Re-review: The Big Lebowski

With tomorrow’s much anticipated release of Hail Caesar, let’s look back on arguably the most popular and certainly the most quotable of their previous works…

It’s tough to boil down the colourful narrative of the Co-bros’ 1998 cult comedy; with pornography, kidnapping (a regular for the Coens), bowling, and rug urination all thrown in.

The cast is rife with golden nuggets; Goodman’s gun-toting Vietnam veteran, willing to threaten any man who disgraces his adored craft of bowling; Jeffrey Lebowski, the wheelchair-bound over-achieving multimillionaire, with a nymphomaniac trophy wife and brownnoser of a PA – an hilarious turn from the late, great Philip Seymour Hoffman. Julianne Moore is the avant-garde feminist, flashing the flesh as per usual…and there’s Donny. Who could forget Steve Buscemi’s pitiable tag along? I often substitute my friends’ names into Goodman’s simple but effective exclamation, ‘Shut the fuck up, Donny!’. Works every time.

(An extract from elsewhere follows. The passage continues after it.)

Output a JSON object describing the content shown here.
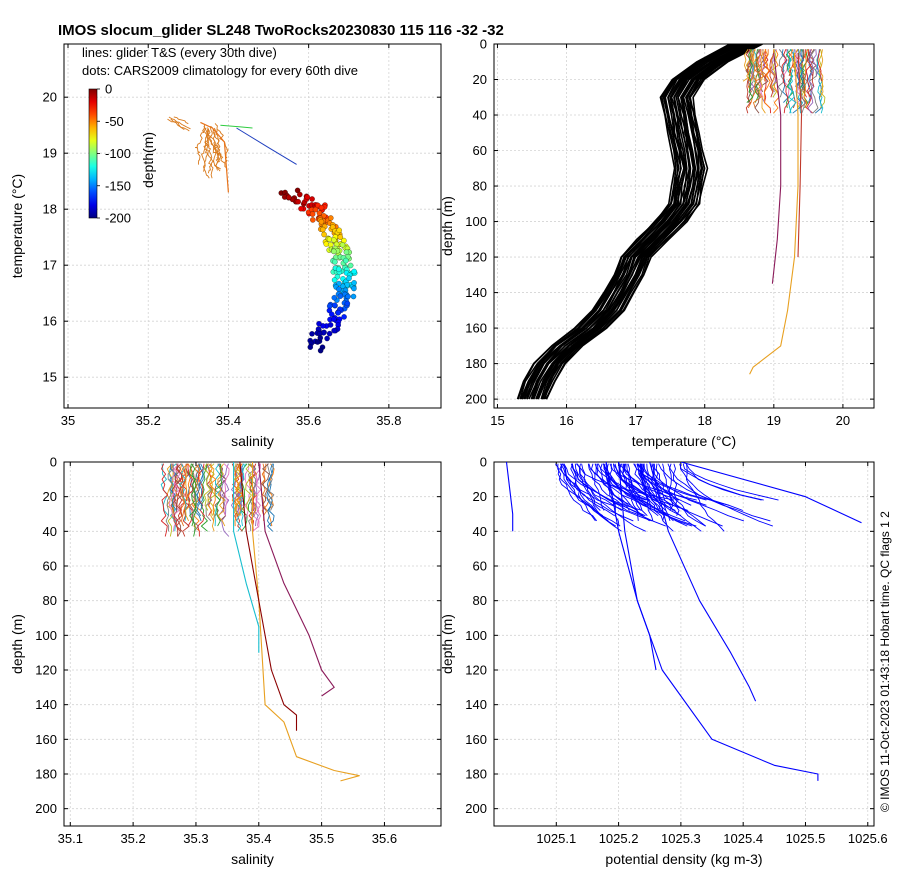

Push aside the embellishments of character and narrative and you have a simple man with one simple goal; Jeff Bridges’ ‘The Dude’ just wants compensation for his darn rug! Spending his time ‘bowling, driving around and having the occasional acid flashback’, El Duderino is one laid back stoner whose dysfunctional bowling team you inexplicably want to be part of. The man’s got his priorities right, which is illustrated in sincere quotes such as ‘Careful, man, there’s a beverage here!’. Even his life motto; ‘The Dude abides’, is brimming with nobility.  

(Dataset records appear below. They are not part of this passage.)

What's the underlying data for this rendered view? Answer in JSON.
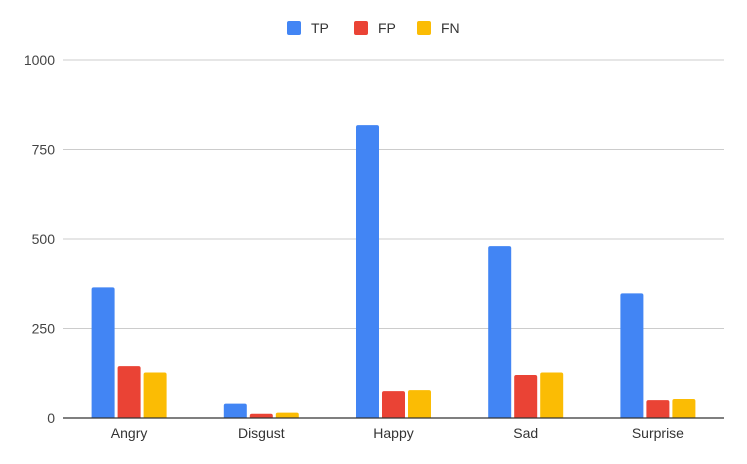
{
  "chart_data": {
    "type": "bar",
    "categories": [
      "Angry",
      "Disgust",
      "Happy",
      "Sad",
      "Surprise"
    ],
    "series": [
      {
        "name": "TP",
        "color": "#4285f4",
        "values": [
          365,
          40,
          818,
          480,
          348
        ]
      },
      {
        "name": "FP",
        "color": "#ea4335",
        "values": [
          145,
          12,
          75,
          120,
          50
        ]
      },
      {
        "name": "FN",
        "color": "#fbbc04",
        "values": [
          127,
          15,
          78,
          127,
          53
        ]
      }
    ],
    "ylim": [
      0,
      1000
    ],
    "yticks": [
      "0",
      "250",
      "500",
      "750",
      "1000"
    ],
    "legend_position": "top-center",
    "grid": true
  }
}
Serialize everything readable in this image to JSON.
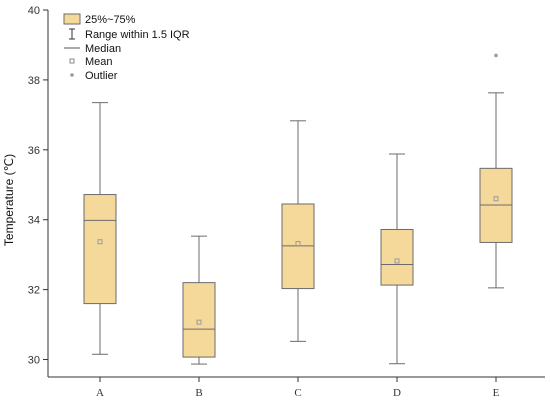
{
  "chart_data": {
    "type": "box",
    "ylabel": "Temperature (℃)",
    "xlabel": "",
    "ylim": [
      29.5,
      40
    ],
    "yticks": [
      30,
      32,
      34,
      36,
      38,
      40
    ],
    "grid": false,
    "legend_position": "top-left",
    "legend": {
      "iqr_label": "25%~75%",
      "range_label": "Range within 1.5 IQR",
      "median_label": "Median",
      "mean_label": "Mean",
      "outlier_label": "Outlier"
    },
    "categories": [
      "A",
      "B",
      "C",
      "D",
      "E"
    ],
    "boxes": [
      {
        "category": "A",
        "whisker_low": 30.15,
        "q1": 31.6,
        "median": 33.98,
        "q3": 34.72,
        "whisker_high": 37.35,
        "mean": 33.37,
        "outliers": []
      },
      {
        "category": "B",
        "whisker_low": 29.87,
        "q1": 30.07,
        "median": 30.87,
        "q3": 32.2,
        "whisker_high": 33.53,
        "mean": 31.07,
        "outliers": []
      },
      {
        "category": "C",
        "whisker_low": 30.52,
        "q1": 32.03,
        "median": 33.25,
        "q3": 34.45,
        "whisker_high": 36.83,
        "mean": 33.32,
        "outliers": []
      },
      {
        "category": "D",
        "whisker_low": 29.88,
        "q1": 32.13,
        "median": 32.72,
        "q3": 33.72,
        "whisker_high": 35.88,
        "mean": 32.82,
        "outliers": []
      },
      {
        "category": "E",
        "whisker_low": 32.05,
        "q1": 33.35,
        "median": 34.42,
        "q3": 35.47,
        "whisker_high": 37.63,
        "mean": 34.6,
        "outliers": [
          38.7
        ]
      }
    ],
    "colors": {
      "box_fill": "#f5d99a",
      "box_stroke": "#6b6b6b",
      "axis": "#333333",
      "mean_marker": "#9a9a9a",
      "outlier_marker": "#9a9a9a"
    }
  }
}
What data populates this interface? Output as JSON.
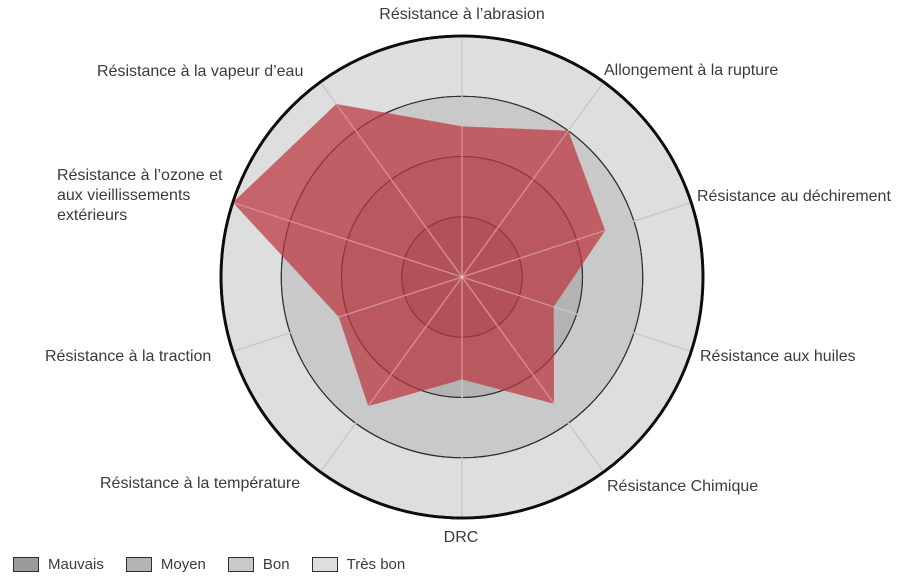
{
  "chart_data": {
    "type": "radar",
    "title": "",
    "axes_count": 10,
    "axes": [
      {
        "label": "Résistance à l’abrasion",
        "value": 2.5
      },
      {
        "label": "Allongement à la rupture",
        "value": 3.0
      },
      {
        "label": "Résistance au déchirement",
        "value": 2.5
      },
      {
        "label": "Résistance aux huiles",
        "value": 1.6
      },
      {
        "label": "Résistance Chimique",
        "value": 2.6
      },
      {
        "label": "DRC",
        "value": 1.7
      },
      {
        "label": "Résistance à la température",
        "value": 2.65
      },
      {
        "label": "Résistance à la traction",
        "value": 2.15
      },
      {
        "label": "Résistance à l’ozone et aux vieillissements extérieurs",
        "value": 4.0
      },
      {
        "label": "Résistance à la vapeur d’eau",
        "value": 3.55
      }
    ],
    "scale": {
      "min": 0,
      "max": 4,
      "ring_labels": [
        "Mauvais",
        "Moyen",
        "Bon",
        "Très bon"
      ]
    },
    "grid": {
      "rings": 4,
      "spokes": 10,
      "ring_outline_color": "#2f2f2f",
      "outer_circle_color": "#0d0d0d",
      "spoke_color": "#c7c7c7"
    },
    "series_color": "#bc3440",
    "series_opacity": 0.72,
    "legend_position": "bottom-left"
  },
  "legend": {
    "items": [
      {
        "label": "Mauvais",
        "color": "#9b9b9b"
      },
      {
        "label": "Moyen",
        "color": "#b3b3b3"
      },
      {
        "label": "Bon",
        "color": "#c9c9c9"
      },
      {
        "label": "Très bon",
        "color": "#dedede"
      }
    ]
  }
}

Where much of the comedy lies in The Big Lebowski is the cavalier attitude of The Dude, contrasted with the explosive nature of Walter as increasingly serious happenings unfurl around them. The Dude manages to remain unruffled, Walter considers himself a match for any potential danger, and Donny, well, he can shut the fuck up. The most quotable lines in the film reflect these essential traits of the characters; when his house is broken into, The Dude complements the perpetrators: ‘Nice marmot’. And anyone who has seen the film can safely say we know what happens when you ‘fuck a stranger in the ass’, thanks to Walter’s demonstration.

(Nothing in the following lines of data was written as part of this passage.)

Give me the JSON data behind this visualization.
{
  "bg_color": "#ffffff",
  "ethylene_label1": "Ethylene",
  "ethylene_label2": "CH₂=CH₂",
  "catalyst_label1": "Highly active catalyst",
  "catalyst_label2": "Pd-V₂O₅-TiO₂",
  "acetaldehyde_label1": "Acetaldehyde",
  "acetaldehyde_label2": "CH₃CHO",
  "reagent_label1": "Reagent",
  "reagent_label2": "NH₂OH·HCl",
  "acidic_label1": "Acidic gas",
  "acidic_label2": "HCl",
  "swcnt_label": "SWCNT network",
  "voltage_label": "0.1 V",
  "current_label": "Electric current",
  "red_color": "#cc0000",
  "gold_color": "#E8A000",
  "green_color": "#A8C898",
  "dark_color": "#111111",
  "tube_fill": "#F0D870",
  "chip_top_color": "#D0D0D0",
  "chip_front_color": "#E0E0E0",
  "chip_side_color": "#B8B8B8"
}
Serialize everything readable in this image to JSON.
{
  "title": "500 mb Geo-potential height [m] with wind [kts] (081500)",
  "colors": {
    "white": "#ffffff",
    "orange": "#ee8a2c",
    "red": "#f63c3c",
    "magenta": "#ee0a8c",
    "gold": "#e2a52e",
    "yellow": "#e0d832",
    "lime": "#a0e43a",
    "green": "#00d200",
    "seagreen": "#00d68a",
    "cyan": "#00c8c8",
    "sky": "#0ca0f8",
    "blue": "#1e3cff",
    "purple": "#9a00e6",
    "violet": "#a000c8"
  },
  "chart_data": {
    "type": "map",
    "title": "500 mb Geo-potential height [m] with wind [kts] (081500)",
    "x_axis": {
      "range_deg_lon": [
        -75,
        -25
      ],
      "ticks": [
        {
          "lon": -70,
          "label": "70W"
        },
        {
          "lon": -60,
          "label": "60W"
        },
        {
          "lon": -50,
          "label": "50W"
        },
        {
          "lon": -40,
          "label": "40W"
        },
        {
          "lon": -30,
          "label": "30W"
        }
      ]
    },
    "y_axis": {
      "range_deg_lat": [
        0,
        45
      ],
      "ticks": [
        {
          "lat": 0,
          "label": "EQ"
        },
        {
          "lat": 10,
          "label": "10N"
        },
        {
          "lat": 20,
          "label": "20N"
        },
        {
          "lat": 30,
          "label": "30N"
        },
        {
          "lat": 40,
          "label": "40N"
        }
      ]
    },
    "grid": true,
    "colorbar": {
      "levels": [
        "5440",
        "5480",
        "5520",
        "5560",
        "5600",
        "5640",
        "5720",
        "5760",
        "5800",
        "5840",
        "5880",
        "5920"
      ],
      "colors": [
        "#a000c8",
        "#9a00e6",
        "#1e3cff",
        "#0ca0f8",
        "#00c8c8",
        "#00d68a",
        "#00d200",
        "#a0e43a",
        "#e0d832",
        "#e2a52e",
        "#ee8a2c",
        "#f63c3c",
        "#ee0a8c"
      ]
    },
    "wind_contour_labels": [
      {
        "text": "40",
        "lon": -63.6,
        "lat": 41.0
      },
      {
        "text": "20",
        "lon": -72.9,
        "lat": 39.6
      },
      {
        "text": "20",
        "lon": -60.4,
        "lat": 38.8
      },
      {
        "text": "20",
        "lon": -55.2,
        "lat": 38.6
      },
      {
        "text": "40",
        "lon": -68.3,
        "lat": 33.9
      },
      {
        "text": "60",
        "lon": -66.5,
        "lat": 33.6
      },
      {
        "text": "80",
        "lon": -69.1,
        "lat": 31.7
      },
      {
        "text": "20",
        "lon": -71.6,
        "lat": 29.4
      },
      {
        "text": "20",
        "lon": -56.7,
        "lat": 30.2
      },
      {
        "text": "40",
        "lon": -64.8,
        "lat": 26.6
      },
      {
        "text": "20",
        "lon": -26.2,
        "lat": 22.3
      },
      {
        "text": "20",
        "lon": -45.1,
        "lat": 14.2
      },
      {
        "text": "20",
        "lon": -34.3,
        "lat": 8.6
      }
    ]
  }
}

As is common for the Coens, the film drifts towards surreal, with the characters being larger-than-life, similarly to the situations they find themselves in. However The Big Lebowksi has a beating heart, which we find in the endearing and simple nature of The Dude. His Dudeness gets entwined in endless kerfuffle, but maintains his true rug-retrieving intentions throughout. After all, it really did tie the room together.